Quiero citar hoy del libro de Adviento, Joy to the World, de John Piper. Donde escribe:

Mi texto navideño favorito se centra en la humildad…

Siendo en forma de Dios, [Jesús] no estimó el ser igual a Dios como cosa a que aferrarse, sino que se despojó a sí mismo, tomando forma de siervo, hecho semejante a los hombres. Y estando en forma de hombre, se humilló a sí mismo, haciéndose obediente hasta la muerte, y muerte de cruz (Filipenses 2:6-8).

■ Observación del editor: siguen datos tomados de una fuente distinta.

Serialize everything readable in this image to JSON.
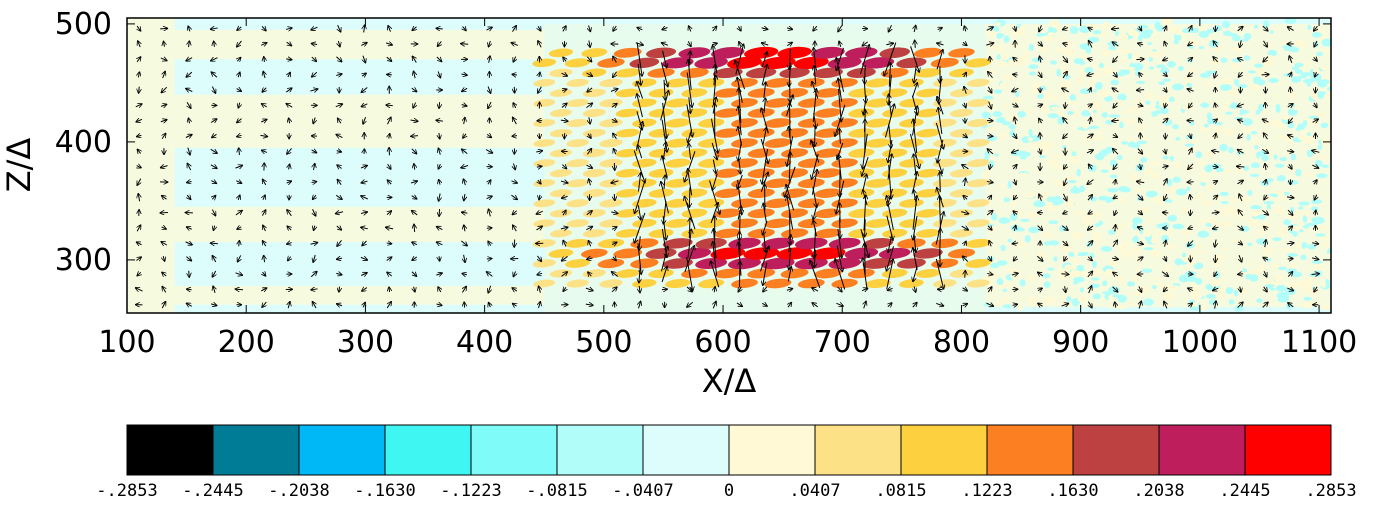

La humildad de Jesús fue un acto consciente de asumir un rol humilde y de servicio por el bien de los demás. Su humildad no surgió de ser finito, falible o pecador… La humildad de Jesús no surgió de ningún defecto en sí mismo, sino de una plenitud que se puso a disposición de los demás para su bien. Fue una humillación voluntaria para que la cima de su gloria estuviera disponible para que los pecadores la disfrutaran.

¿Alguna vez pensaste en que Jesús se humilló? Pero no fue humilde por las mismas razones que nosotros lo somos, o deberíamos serlo. Estuvo dispuesto a encarnarse, dejar su gloria en el Cielo con el Padre y soportar la humillación de la muerte en la cruz. «La manera en que Jesús logró nuestra salvación por gracia fue mediante la humillación voluntaria y consciente en obediencia servil hasta la muerte». ¡Todo por ti y por mí!

Cierro esta semana de Navidad con un verso del villancico «Una vez en la Ciudad Real de David»:

Y nuestros ojos al fin lo verán, por su amor redentor;

porque ese niño tan querido y tierno, es nuestro Señor en el cielo,

y guía a sus hijos hacia el lugar donde él ya no está.